Now let me backtrack a moment.  Did you notice that line I put in the paragraph above the last one, “May I find joy where I can?”  That’s a line I just picked up from an acquaintance I saw a couple of days ago. Here's where we go a bit beyond the Amen Effect to finding connection with others' joy and connection with joy wherever we can find it. Showing up for the whole shebang.


This acquaintance, this man, has, for the last 25 years or so, been an almost constant caretaker for a son with a rare form of muscular dystrophy.  The son at this point is mostly confined to bed.  He has bedsores that get infected, tissue that must be surgically removed.


Despite this, the father, is an amazingly upbeat fellow.  He looks strong and healthy.  He gave John and me an update on his son.  Some good news that the son might be able to get some help (for the bedsores) at a good hospital in a few weeks. Then he said with his soft eyes, “We take our joy wherever we can find it.  And we just had a new granddaughter three days ago!” This guy sees life.

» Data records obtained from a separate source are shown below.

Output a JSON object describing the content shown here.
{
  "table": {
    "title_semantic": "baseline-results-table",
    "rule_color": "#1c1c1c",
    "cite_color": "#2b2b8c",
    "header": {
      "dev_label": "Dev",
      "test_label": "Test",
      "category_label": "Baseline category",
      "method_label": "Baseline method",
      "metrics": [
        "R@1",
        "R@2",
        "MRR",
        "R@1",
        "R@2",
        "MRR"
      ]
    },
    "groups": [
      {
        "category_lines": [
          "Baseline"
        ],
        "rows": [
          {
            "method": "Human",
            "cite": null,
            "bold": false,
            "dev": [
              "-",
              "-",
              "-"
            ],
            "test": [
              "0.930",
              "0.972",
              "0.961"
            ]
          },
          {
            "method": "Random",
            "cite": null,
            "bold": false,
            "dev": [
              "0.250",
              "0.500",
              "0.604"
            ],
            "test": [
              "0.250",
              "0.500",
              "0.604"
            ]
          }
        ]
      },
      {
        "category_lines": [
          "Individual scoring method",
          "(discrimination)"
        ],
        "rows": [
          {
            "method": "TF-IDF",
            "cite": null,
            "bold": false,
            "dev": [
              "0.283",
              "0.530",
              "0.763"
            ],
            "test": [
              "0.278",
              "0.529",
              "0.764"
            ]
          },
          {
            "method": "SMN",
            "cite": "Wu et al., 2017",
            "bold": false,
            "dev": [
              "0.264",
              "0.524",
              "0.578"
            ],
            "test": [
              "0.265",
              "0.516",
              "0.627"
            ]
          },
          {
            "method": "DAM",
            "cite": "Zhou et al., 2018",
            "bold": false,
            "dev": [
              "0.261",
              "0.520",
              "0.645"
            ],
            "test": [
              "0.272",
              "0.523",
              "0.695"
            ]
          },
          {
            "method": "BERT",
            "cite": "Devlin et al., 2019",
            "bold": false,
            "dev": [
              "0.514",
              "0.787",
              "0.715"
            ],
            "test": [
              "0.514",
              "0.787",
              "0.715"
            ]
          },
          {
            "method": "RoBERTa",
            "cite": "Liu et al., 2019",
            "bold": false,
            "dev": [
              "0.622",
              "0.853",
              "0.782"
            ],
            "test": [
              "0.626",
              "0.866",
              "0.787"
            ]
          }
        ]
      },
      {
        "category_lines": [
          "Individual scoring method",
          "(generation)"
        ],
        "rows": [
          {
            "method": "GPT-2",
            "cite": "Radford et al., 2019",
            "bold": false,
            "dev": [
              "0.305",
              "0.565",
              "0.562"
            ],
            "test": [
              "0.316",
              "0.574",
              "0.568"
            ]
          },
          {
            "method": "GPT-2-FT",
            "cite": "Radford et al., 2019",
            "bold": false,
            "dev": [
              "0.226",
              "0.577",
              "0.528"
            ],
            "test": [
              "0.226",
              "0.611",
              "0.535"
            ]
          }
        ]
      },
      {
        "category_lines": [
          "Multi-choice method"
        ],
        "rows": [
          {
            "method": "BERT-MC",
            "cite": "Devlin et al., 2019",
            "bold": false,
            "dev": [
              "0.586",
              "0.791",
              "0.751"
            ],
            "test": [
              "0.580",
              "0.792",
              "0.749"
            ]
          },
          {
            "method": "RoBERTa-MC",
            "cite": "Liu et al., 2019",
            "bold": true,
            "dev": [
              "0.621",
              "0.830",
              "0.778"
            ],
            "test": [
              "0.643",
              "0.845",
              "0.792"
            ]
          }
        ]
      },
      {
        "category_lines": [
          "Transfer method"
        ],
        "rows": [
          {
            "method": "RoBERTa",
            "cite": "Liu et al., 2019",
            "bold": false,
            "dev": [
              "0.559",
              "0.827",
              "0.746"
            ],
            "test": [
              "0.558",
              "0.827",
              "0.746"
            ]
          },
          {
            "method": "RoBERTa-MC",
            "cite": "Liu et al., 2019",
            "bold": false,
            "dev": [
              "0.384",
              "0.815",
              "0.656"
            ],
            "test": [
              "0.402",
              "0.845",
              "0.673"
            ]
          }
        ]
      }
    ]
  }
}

That’s a good arrow to put in our self-compassion quiver – take our joy wherever we can find it - new babies definitely qualify in my book.  And…that started John and I looking around in new ways.  It’s a pretty eye-opening experience.


John attended our little town parade which circled the block three times. Five hundred people of all ages showed up to cheer for firetrucks and motorcycles. Big fun. A young relative just achieved his dream of professionally playing Canadian hockey. John was over the moon.



Then John woke up awed as he pondered the pine seed that got lodged in a bit of soil on a rock a few years ago.  That little seed is now a pine tree growing right out of a rock.  It’s so powerful, it has split the rock.  That image uplifts me. It reminds me of the power of a little seed… of joy, of compassion, of kindness. And for spiritual people and their stories like Rabbi Brous, Matthieu Ricard, ancient Hebrew practices, and researchers like Kristin Neff and Tania Singer, and all those who are willing to show up for each other, for all this connection to each other and to pain and suffering and to life itself, I say... Amen and Amen and Amen.





How might we journey together to the Good Life… pulling more Amen into our lives learning from our spiritual teachers, scientists, and our friends and acquaintances how to more skillfully practice compassion so that we can show up for each other and even for ourselves and for life?